Patrick McCay (born 1952) is an Irish-born, Scottish/American painter currently residing in the U.S. state of New Hampshire. He is currently Chair of the Visual Arts Department at the New Hampshire Institute of Art.

== Early life ==

McCay earned an undergraduate degree in fine art and a master's degree in painting from the Glasgow School of Art in Scotland (1970–76). He completed his Post- Graduate Certificate in Education (with distinction) from Saint Andrews College in Glasgow. He also holds a second Master of Fine Arts (M.F.A.) degree from Notre Dame University (1988) in South Bend, Indiana.

== Career ==

McCay's paintings combine abstract and figurative elements. They reflect the influence of the Scottish and German expressionists, American abstract expressionists, as well as that of the Bay Area Painters.

McCay has participated in many individual and group exhibitions and is the recipient of numerous grants and awards including the Andrew Carnegie Trust Award, a Scottish Arts Council traveling scholarship and the David Carghil Award.

He has exhibited at the London Royal Academy, the Royal Glasgow Institute of the Fine Arts, Edinburgh International Festival, Edinburgh Royal Academy, The London Institute, 9Arte Gallery in Lisbon, Portugal, "Arthaus 11," Sydney College of the Arts, Millbrook Gallery, Chace-Randall Gallery, as well as in individual and group exhibitions in New York City, Chicago, Atlanta, and Lisbon, Savannah, and Boston.
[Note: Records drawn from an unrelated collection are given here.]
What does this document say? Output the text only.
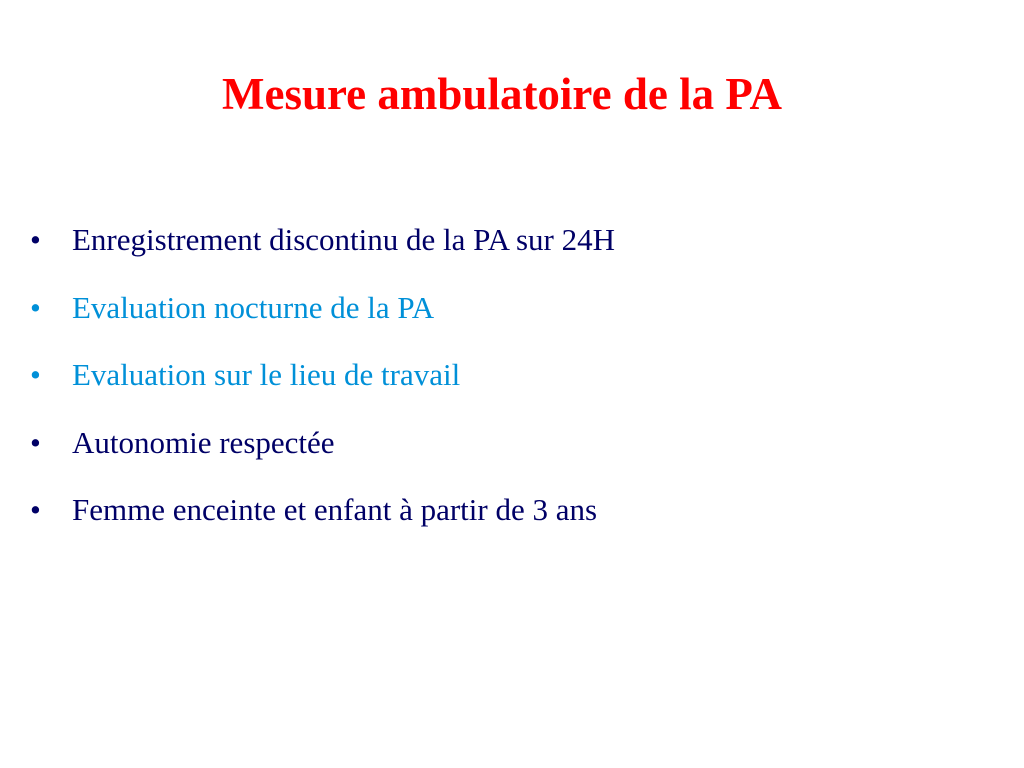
Mesure ambulatoire de la PA
•	Enregistrement discontinu de la PA sur 24H
•	Evaluation nocturne de la PA
•	Evaluation sur le lieu de travail
•	Autonomie respectée
•	Femme enceinte et enfant à partir de 3 ans
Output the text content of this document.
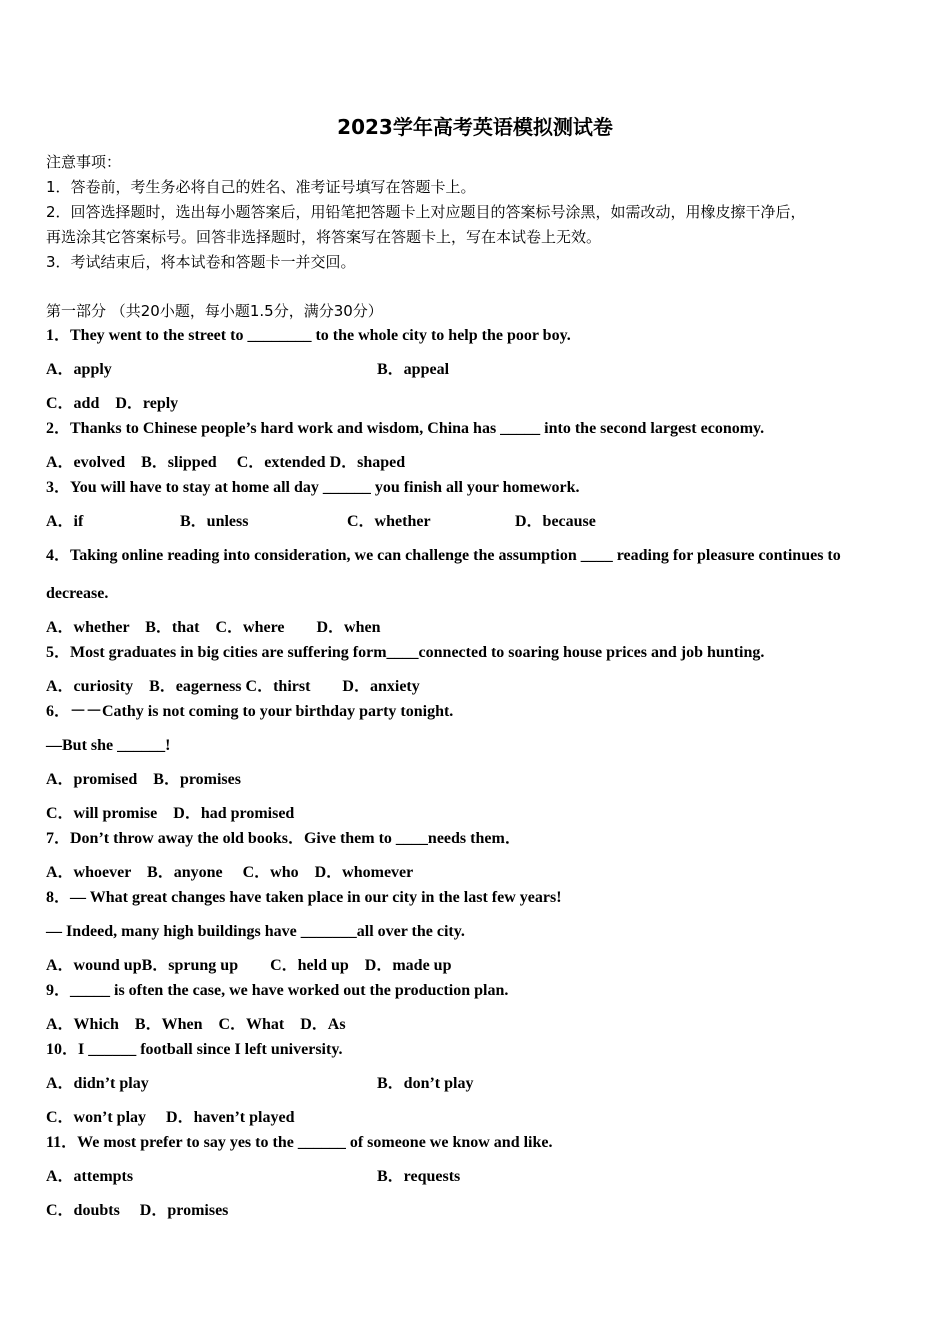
2023学年高考英语模拟测试卷
注意事项：
1．答卷前，考生务必将自己的姓名、准考证号填写在答题卡上。
2．回答选择题时，选出每小题答案后，用铅笔把答题卡上对应题目的答案标号涂黑，如需改动，用橡皮擦干净后，
再选涂其它答案标号。回答非选择题时，将答案写在答题卡上，写在本试卷上无效。
3．考试结束后，将本试卷和答题卡一并交回。
第一部分 （共20小题，每小题1.5分，满分30分）
1．They went to the street to ________ to the whole city to help the poor boy.
A．apply	B．appeal
C．add　D．reply
2．Thanks to Chinese people’s hard work and wisdom, China has _____ into the second largest economy.
A．evolved　B．slipped　 C．extended D．shaped
3．You will have to stay at home all day ______ you finish all your homework.
A．if	B．unless	C．whether	D．because
4．Taking online reading into consideration, we can challenge the assumption ____ reading for pleasure continues to
decrease.
A．whether　B．that　C．where　　D．when
5．Most graduates in big cities are suffering form____connected to soaring house prices and job hunting.
A．curiosity　B．eagerness C．thirst　　D．anxiety
6．－－Cathy is not coming to your birthday party tonight.
—But she ______!
A．promised　B．promises
C．will promise　D．had promised
7．Don’t throw away the old books．Give them to ____needs them．
A．whoever　B．anyone　 C．who　D．whomever
8．— What great changes have taken place in our city in the last few years!
— Indeed, many high buildings have _______all over the city.
A．wound upB．sprung up　　C．held up　D．made up
9．_____ is often the case, we have worked out the production plan.
A．Which　B．When　C．What　D．As
10．I ______ football since I left university.
A．didn’t play	B．don’t play
C．won’t play　 D．haven’t played
11．We most prefer to say yes to the ______ of someone we know and like.
A．attempts	B．requests
C．doubts　 D．promises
His work has been featured in Design New England and is included in the public and private collections of the Royal Bank of Scotland, Baldwin Piano Company, HRH Princess Margaret, Zurich Insurance Group, the Georgia State Art Collection, and Westin Hotels & Resorts.

McCay has taught at the Savannah College of Art and Design (SCAD) in Savannah, Georgia, the College for Creative Studies in Detroit, Michigan, and the School of Visual Arts (SVA) in New York City.